Urban nature is a core contributor to cultural ecosystem services in cities, comprising the non-material benefits that people obtain from contact with nature; such as improved mental- and physical health as well as feelings of sense of place. Due to the many benefits that have been ascribed to it, green space has become subject to debates on justice about its fair distribution and equal opportunities to use it. Teenage girls living in vulnerable neighbourhoods appear to belong to a societal group that falls behind on opportunities to access urban public green space.
In January 2020, Emma Blomquist, a student enrolled in MSc Environmental Science at Södertörn University, began her research on the use, valuation and perception of urban nature by teenage girls. The exploration of the research topic was done within the VIVA-PLAN research project, and the empirical part of the study was centred on socio-economically challenged neighbourhoods in the Stockholm region.
The research done by Emma sought to bring further light on these issues. In her thesis, Emma focuses on the lived experiences of teenage girls and reports on narrative interviews conducted in April 2020 with eight young respondents. Emma uses intersectionality theory which offers analytical tools to explore how the intersections of identity markers, such as age, gender, and place of residency, interact with girls’ lived experiences of green space use and valuation.

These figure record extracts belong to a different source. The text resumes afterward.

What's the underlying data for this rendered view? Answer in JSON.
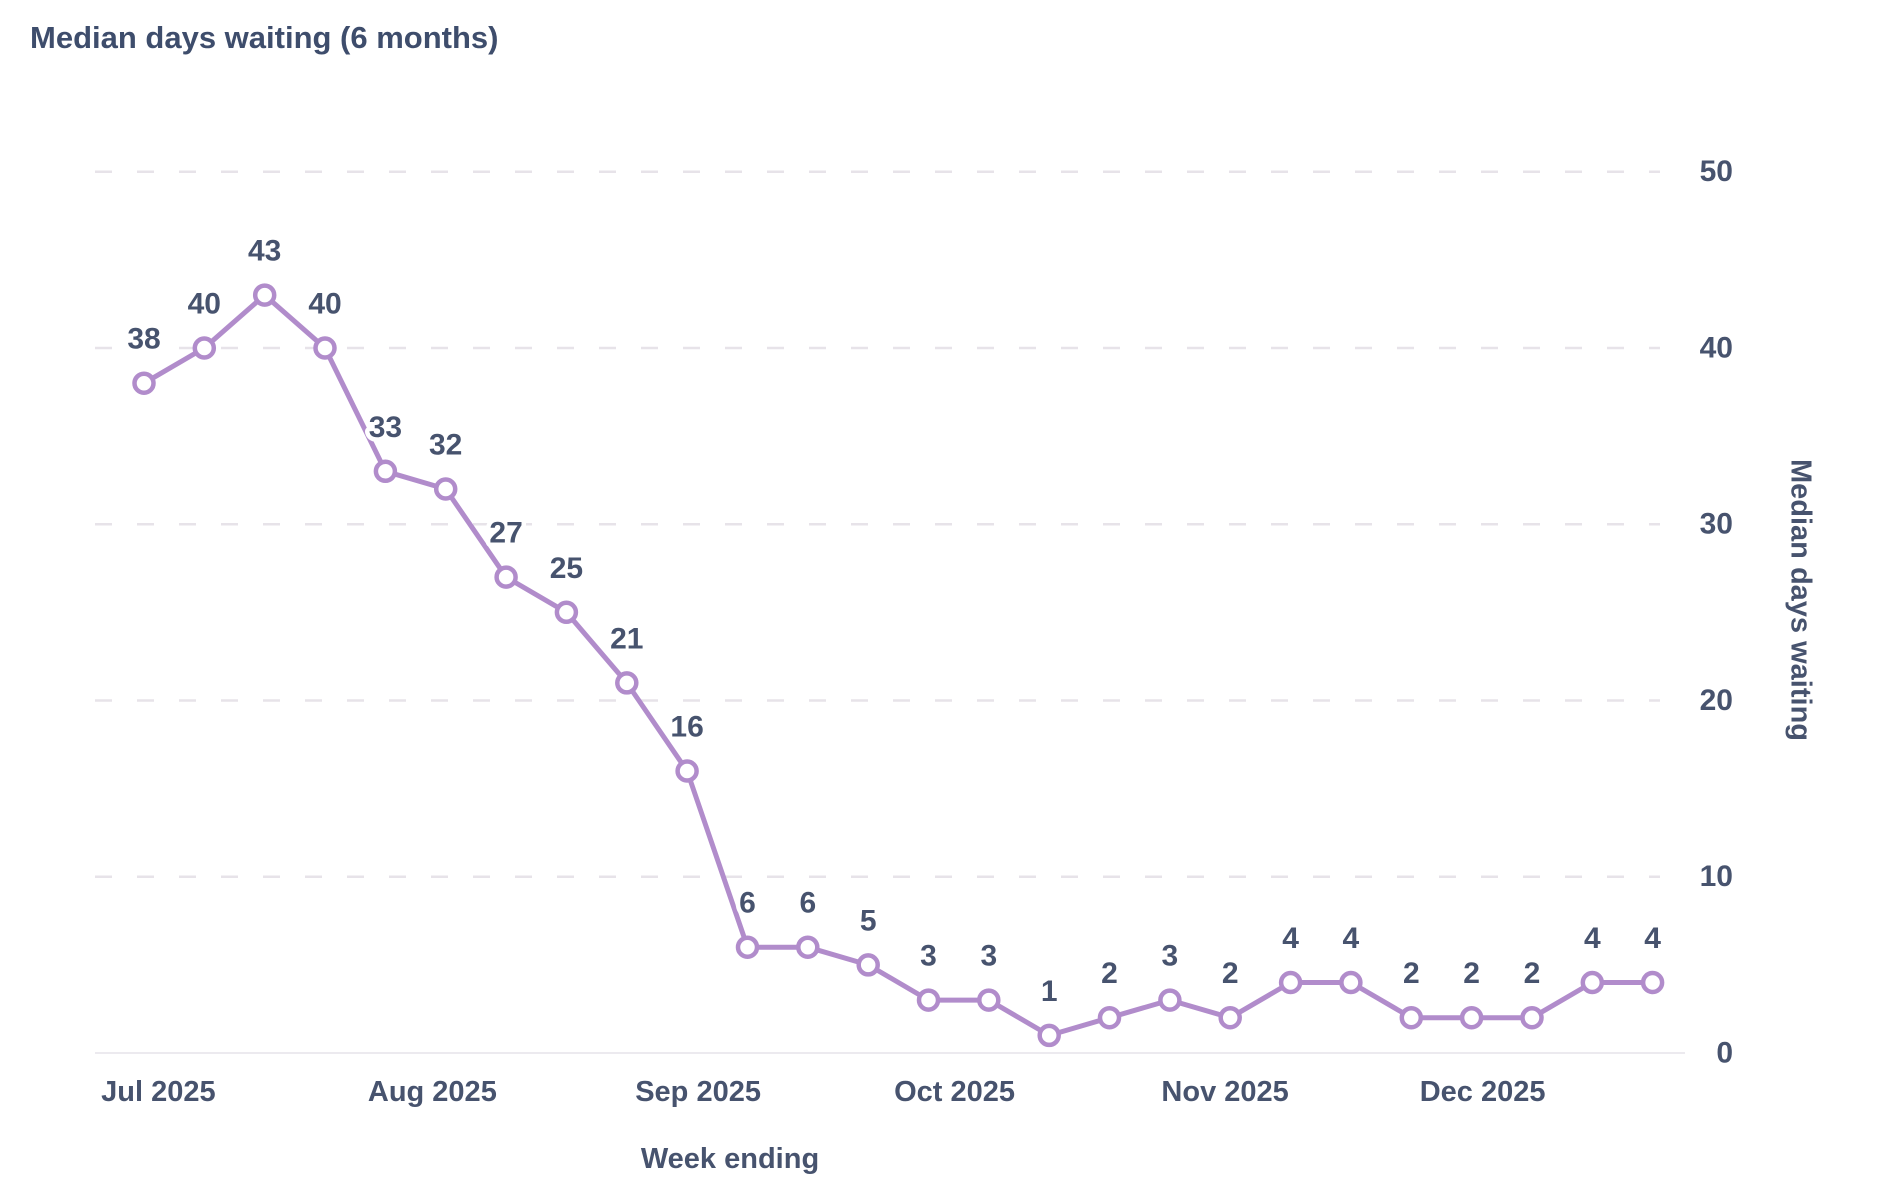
{
  "chart": {
    "title": "Median days waiting (6 months)",
    "x_axis_title": "Week ending",
    "y_axis_title": "Median days waiting"
  },
  "chart_data": {
    "type": "line",
    "title": "Median days waiting (6 months)",
    "xlabel": "Week ending",
    "ylabel": "Median days waiting",
    "series": [
      {
        "name": "Median days waiting",
        "values": [
          38,
          40,
          43,
          40,
          33,
          32,
          27,
          25,
          21,
          16,
          6,
          6,
          5,
          3,
          3,
          1,
          2,
          3,
          2,
          4,
          4,
          2,
          2,
          2,
          4,
          4
        ]
      }
    ],
    "point_labels_shown": true,
    "x_tick_labels": [
      "Jul 2025",
      "Aug 2025",
      "Sep 2025",
      "Oct 2025",
      "Nov 2025",
      "Dec 2025"
    ],
    "x_unit": "week",
    "n_points": 26,
    "yticks": [
      0,
      10,
      20,
      30,
      40,
      50
    ],
    "ylim": [
      0,
      50
    ],
    "grid": "horizontal-dashed",
    "legend": "none",
    "y_axis_side": "right",
    "layout_hints": {
      "month_tick_offsets_weeks": [
        -0.71,
        3.71,
        8.14,
        12.43,
        16.86,
        21.14
      ]
    },
    "colors": {
      "line": "#b18ccb",
      "marker_fill": "#ffffff",
      "title_text": "#3e4d6c",
      "label_text": "#47536e",
      "grid": "#e7e3e9",
      "axis_line": "#eceaef"
    }
  }
}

The spring of 2020 was a challenging time for many due to the coronavirus pandemic. After appeals to social distancing, Emma undertook data collection with digital tools and began experimenting with novel ways to engage respondents in interviews remotely. She experimented with what we call “the Digital Walk”, which foresees the collection of first-person narratives with the support of elicitation tools, such as satellite, aerial and street view imagery. The Digital Walk proved to be an interesting way to engage with respondents and is now being further refined and used for work under the VIVAPAN Working Package Two and Three, given that appeals to social distancing are still in place in Sweden.
The qualitative data collected by Emma reveals how urban green is an important source for well-being and quality of life for the respondents whom she talked to. Several reported how connection to nature enables connection with loved ones, the community, and with oneself. Simultaneously, respondents also talked about public green space as a place occupied by “certain others”, which contributes to experiences of it as inappropriate and unsafe for girls to visit in certain sport and during certain times. This suggests how green space works as an arena for power relations, where the opportunities for girls to benefit from its free use and from cultural ecosystem services decreases under certain circumstances. Identity markers, such as age, gender, and place of residency, intersect into a synergy of exclusion for teenage girls to fully encounter urban nature. Narratives and myths about girls being vulnerable and weak, and of green space as being dangerous for girls, surfaced during the interviews; unveiling their fears of being objectified, or becoming a victim of crime. In their stories, the fear is expressed as a fear of space, in particular green space. In turn, these experiences intersect with feelings that their neighbourhoods, and the green areas therein, are neglected by planners, politicians, municipalities and the government, and that their voices are not being heard. Still, the respondents have strong visions and aspirations to influence and co-design urban nature, which indicates prospects for empowerment and revitalisation of green urban space. The thesis concludes that identifying and recognising what perspectives girls and young women have is essential when working towards safe and accessible, but also lively and inviting, public green space.
Emma has successfully defended her MSc thesis titled “Revitalising urban public green space – Exploring lived experiences of teenage girls in socio-economically challenged neighbourhoods in Stockholm, Sweden, using Google Maps” on the 27th of August 2020.